Paulson, though, botched the theater. He, and the reputation of the entire bank rescue initiative, never recovered even though Congress did okay the money. Responding to advice from congressional leaders, who told Paulson to let them write the details, the Treasury offered a bare-bones, three-page
draft of the proposed legislation. It sought to give the Treasury secretary the unlimited power to buy “mortgage-related assets” and defined the term “mortgage-related assets” broadly as “any securities, obligations, or other instruments” that are “based on or related to” residential or commercial mortgages. Treasury’s general counsel, Bob Hoyt, assured colleagues that the phrase was broad enough to cover buying bank shares. But Paulson wasn’t contemplating large-scale purchases of bank shares at that point.

Indeed, Paulson was so determined to avoid hurting bank stock prices or scaring off any outside investors in banks that he left himself no wiggle room in congressional testimony. “There were some that said we should just go and stick capital in the banks, preferred stock,” he told the Senate Banking Committee. “And that’s what you do when you have failures. You know, that’s what happened in Japan. That’s what happened in other spots. … But we said, the right way to do this is not going around and using guarantees or injecting capital.” Two days later, he told the House Financial Services Committee the same thing.

The alternative, he said, was to use the money to buy “toxic assets” — mainly securities linked to mortgages that weren’t worth anything near their face value — from the banks. But Paulson had a hard time explaining the strategy. Was the game plan to buy these toxic assets from the banks as cheaply as possible so that the banks, freed of this burden, would find it easier to raise capital privately so they could increase lending? Or was the plan to pay more for the assets than the market said they were currently worth, giving the banks some profits they would use to fatten their capital cushions without going to the hostile markets.

The dilemma was obvious to those who knew anything about banking. “If you end up paying too little … you’re not giving them the support that they need,” Senator Bennett, the Utah Republican who was a senior member of the Senate Banking Committee, told Paulson and Bernanke when they testified on the request. “If you end up paying too much, then there’s no upside potential for the taxpayer, when the time comes for you to liquidate these.”
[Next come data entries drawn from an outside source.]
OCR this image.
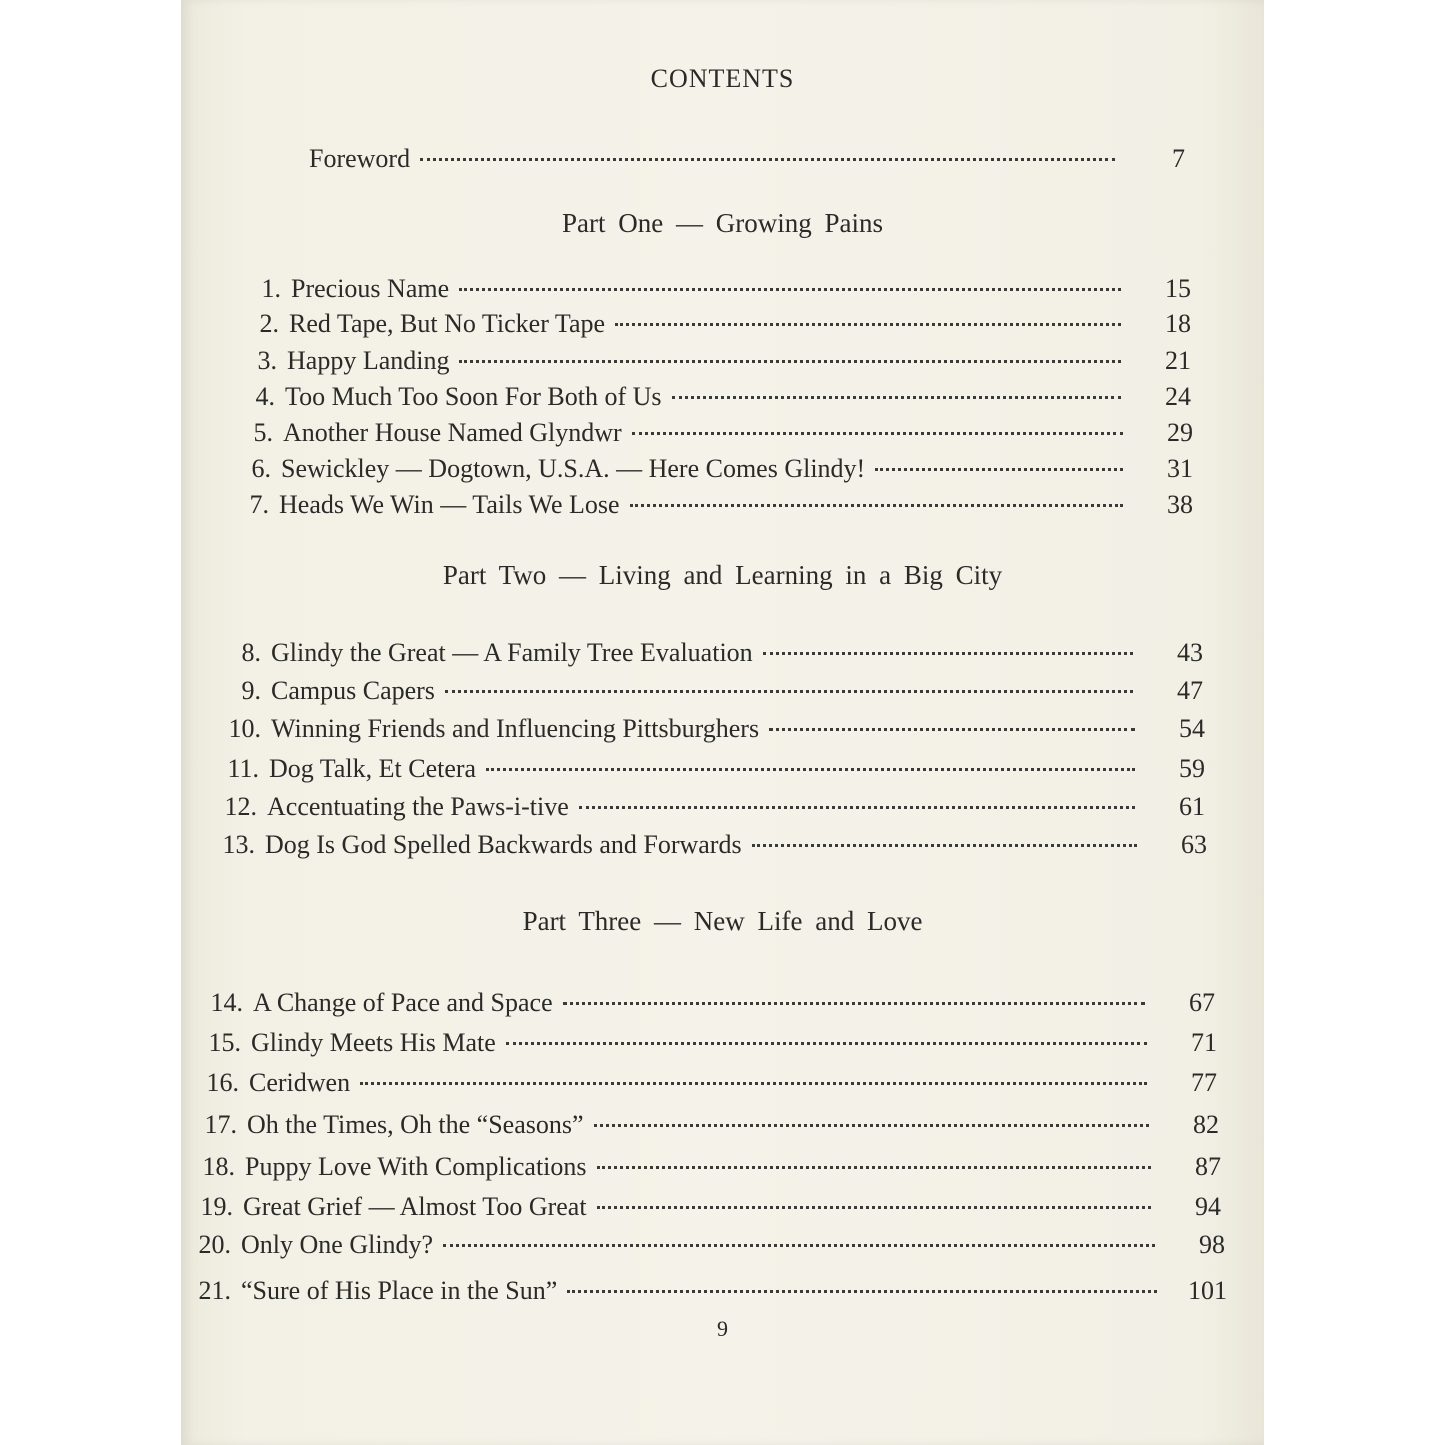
CONTENTS
Foreword	7
Part One — Growing Pains
1. Precious Name	15
2. Red Tape, But No Ticker Tape	18
3. Happy Landing	21
4. Too Much Too Soon For Both of Us	24
5. Another House Named Glyndwr	29
6. Sewickley — Dogtown, U.S.A. — Here Comes Glindy!	31
7. Heads We Win — Tails We Lose	38
Part Two — Living and Learning in a Big City
8. Glindy the Great — A Family Tree Evaluation	43
9. Campus Capers	47
10. Winning Friends and Influencing Pittsburghers	54
11. Dog Talk, Et Cetera	59
12. Accentuating the Paws-i-tive	61
13. Dog Is God Spelled Backwards and Forwards	63
Part Three — New Life and Love
14. A Change of Pace and Space	67
15. Glindy Meets His Mate	71
16. Ceridwen	77
17. Oh the Times, Oh the “Seasons”	82
18. Puppy Love With Complications	87
19. Great Grief — Almost Too Great	94
20. Only One Glindy?	98
21. “Sure of His Place in the Sun”	101
9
“You’re right,” Paulson told him. “The problem is easier to define than to solve. And we believe that we’re going to get the right group of experts, and we’re going to come up with a solution, and it will be different with different asset classes and in different situations.”

It was a tension that Paulson would never be able to resolve to the satisfaction
of either the politicians in Congress or the public. A few months after leaving the Treasury, Paulson reflected on lessons he had learned while on the job. “It’s difficult,” he said, “to get the politics, the policy, and the market reaction all right at any one point in time. It’s virtually impossible to get all three of them right, but if you get any one of them very wrong, then you’re not going to succeed.”

C
RACKED
-B
LOCK
E
CONOMICS

In any event, House Republicans were not buying Paulson’s argument. To quell the rebellion, Vice President Dick Cheney and the Fed’s Kevin Warsh — in his role as the Fed’s liaison to Republicans — went to Capitol Hill to try to persuade them on Tuesday morning, September 23, accompanied by Keith Hennessey of the White House staff. Hennessey tried Great Panic 101: “Our entire banking system is dramatically undercapitalized. They bought mortgages and complex securities they didn’t understand, and they didn’t check to see if the mortgages were any good,” he said, according to a copy of his presentation. “While the core of the problem was mortgages … and the purchase of overvalued mortgage-backed securities, the underlying problem is that banks don’t have enough capital.”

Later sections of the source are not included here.